Shawnadithit est la dernière survivante connue de la tribu des Béothuks, appelés aussi Peaux-Rouges. Ces aborigènes de Terre-Neuve étaient divisés en petits groupes familiaux qui éprouvaient à l’époque une décroissance rapide, et Shawnadithit était la nièce du mari de Demasduwit*, Nonosbawsut. Pendant son enfance et son adolescence, elle fut le témoin de plusieurs des dernières rencontres consignées entre son peuple et les délégations qui, à la demande expresse ou avec la permission des autorités britanniques et coloniales, tentèrent de nouer des relations amicales avec les Béothuks. Par la suite, pendant sa captivité, elle apprit aux Blancs une grande partie de ce qu’on sait aujourd’hui des coutumes, de la langue et des derniers jours de son peuple.

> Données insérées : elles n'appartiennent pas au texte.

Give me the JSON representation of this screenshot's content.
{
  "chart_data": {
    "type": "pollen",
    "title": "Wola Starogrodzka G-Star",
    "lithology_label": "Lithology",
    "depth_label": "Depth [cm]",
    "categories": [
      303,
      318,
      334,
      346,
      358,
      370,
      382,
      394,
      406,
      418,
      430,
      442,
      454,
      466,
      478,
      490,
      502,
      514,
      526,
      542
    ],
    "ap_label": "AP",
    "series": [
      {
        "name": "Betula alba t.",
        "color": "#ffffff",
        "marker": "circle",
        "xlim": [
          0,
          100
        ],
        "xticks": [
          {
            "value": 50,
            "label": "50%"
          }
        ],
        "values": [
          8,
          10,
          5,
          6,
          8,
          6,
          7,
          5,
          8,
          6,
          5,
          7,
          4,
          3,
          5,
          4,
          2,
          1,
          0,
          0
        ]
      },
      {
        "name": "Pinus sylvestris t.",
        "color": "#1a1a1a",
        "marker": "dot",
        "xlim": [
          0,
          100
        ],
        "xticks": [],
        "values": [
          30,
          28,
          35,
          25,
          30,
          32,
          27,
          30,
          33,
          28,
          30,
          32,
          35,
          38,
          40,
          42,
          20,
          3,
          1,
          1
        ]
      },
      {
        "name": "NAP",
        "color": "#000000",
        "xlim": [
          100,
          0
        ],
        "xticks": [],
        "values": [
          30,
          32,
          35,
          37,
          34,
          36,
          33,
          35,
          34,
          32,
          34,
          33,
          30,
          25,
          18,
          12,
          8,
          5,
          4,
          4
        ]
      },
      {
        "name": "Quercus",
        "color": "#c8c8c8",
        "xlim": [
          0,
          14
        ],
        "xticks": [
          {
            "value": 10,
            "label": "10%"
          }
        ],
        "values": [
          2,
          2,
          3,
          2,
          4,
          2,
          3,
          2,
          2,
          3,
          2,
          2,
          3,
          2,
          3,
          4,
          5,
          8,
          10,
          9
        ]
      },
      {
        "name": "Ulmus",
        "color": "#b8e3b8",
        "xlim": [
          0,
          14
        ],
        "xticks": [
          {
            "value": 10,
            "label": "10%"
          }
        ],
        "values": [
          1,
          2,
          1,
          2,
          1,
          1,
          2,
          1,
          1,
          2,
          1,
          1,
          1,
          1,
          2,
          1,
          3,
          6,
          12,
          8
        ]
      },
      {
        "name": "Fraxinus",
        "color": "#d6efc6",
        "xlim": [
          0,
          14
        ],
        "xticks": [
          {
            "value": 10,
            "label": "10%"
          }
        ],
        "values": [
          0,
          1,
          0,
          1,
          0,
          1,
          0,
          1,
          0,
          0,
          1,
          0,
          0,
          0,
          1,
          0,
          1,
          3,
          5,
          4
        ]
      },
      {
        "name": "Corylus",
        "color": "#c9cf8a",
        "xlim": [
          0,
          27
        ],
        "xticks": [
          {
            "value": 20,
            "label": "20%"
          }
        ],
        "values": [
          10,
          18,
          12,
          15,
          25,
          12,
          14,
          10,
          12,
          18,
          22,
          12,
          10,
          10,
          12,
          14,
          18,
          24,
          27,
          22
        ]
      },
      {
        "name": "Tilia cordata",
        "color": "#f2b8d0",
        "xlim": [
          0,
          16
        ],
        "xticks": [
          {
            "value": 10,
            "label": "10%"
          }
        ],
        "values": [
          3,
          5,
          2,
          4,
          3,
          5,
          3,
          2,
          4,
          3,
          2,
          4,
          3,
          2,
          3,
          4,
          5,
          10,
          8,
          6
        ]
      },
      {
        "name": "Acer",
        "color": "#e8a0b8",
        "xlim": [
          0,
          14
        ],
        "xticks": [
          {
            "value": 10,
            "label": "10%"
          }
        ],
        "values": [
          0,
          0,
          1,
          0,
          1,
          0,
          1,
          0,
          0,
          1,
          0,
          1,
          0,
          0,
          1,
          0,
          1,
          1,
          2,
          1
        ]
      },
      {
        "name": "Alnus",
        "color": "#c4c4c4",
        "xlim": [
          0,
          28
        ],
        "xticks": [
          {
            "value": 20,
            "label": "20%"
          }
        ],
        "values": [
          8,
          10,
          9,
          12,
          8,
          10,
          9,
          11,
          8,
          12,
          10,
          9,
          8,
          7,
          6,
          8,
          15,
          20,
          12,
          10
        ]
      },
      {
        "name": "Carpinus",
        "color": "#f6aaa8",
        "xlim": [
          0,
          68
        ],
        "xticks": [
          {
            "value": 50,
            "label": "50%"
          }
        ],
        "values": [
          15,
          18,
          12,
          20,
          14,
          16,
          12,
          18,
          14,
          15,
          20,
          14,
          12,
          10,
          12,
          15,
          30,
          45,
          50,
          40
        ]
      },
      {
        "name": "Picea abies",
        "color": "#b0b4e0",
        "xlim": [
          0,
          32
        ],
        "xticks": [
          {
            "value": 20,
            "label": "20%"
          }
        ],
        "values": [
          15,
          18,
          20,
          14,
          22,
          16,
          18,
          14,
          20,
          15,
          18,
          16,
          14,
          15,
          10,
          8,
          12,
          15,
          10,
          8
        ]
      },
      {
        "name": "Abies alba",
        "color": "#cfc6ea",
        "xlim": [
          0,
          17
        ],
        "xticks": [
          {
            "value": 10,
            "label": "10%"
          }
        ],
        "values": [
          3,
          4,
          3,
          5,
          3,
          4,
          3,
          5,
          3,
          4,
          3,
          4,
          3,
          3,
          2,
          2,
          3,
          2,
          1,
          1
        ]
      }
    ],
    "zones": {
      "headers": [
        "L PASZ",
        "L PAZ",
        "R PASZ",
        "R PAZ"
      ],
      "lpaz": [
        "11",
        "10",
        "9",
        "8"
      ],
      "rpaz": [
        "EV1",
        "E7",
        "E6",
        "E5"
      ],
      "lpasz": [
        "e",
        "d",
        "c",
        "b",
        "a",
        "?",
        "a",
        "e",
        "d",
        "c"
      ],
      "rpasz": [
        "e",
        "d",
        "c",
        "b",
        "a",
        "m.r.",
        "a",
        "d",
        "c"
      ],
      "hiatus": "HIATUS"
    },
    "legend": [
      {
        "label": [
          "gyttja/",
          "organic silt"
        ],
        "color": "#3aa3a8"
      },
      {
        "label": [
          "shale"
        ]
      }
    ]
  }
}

En janvier 1811, sur les bords du lac Red Indian, Shawnadithit assista à la rencontre du lieutenant David Buchan* et de ses hommes avec un groupe de Béothuks, qui se termina par un tragique malentendu. À l’été de 1818, elle se trouvait parmi les Indiens qui chapardèrent le bateau de pêche au saumon et la cargaison de John Peyton fils à la pointe Lower Sandy, dans la baie Exploits. En mars 1819, elle vit Demasduwit se faire capturer et Nonosbawsut se faire tuer par les hommes de Peyton. Elle était au campement désert du lac Red Indian lorsque Buchan y ramena le corps de sa tante en février 1820. Au printemps de 1823, Shawnadithit, sa sœur et leur mère, Doodebewshet, affaiblies par les privations, furent faites prisonnières par le trappeur William Cull à la baie Badger ; la glace s’ouvrit sous les pas de son père, qui se noya après une tentative désespérée de sauvetage. Cull emmena les trois femmes à l’établissement du juge de paix Peyton fils à Exploits, sur celle des deux îles Exploits qui se trouve le plus au nord. Puis, en juin, Peyton les accompagna à St John’s à bord d’un schooner. Buchan, qui remplaçait le gouverneur absent, le vice-amiral sir Charles Hamilton*, résolut sans tarder de renvoyer le plus vite possible les prisonnières à leur peuple avec des présents. En juillet, Peyton les déposa donc à l’embouchure du ruisseau Charles en leur laissant des provisions et une petite embarcation pour qu’elles puissent rejoindre les survivants de leur groupe, s’il en restait. Comme elles n’avaient trouvé personne, elles regagnèrent le littoral à pied. Atteintes d’une grave maladie, la mère et la sœur de Shawnadithit moururent à quelques jours d’intervalle l’une de l’autre. Quant à Shawnadithit, elle fut emmenée au domicile de Peyton.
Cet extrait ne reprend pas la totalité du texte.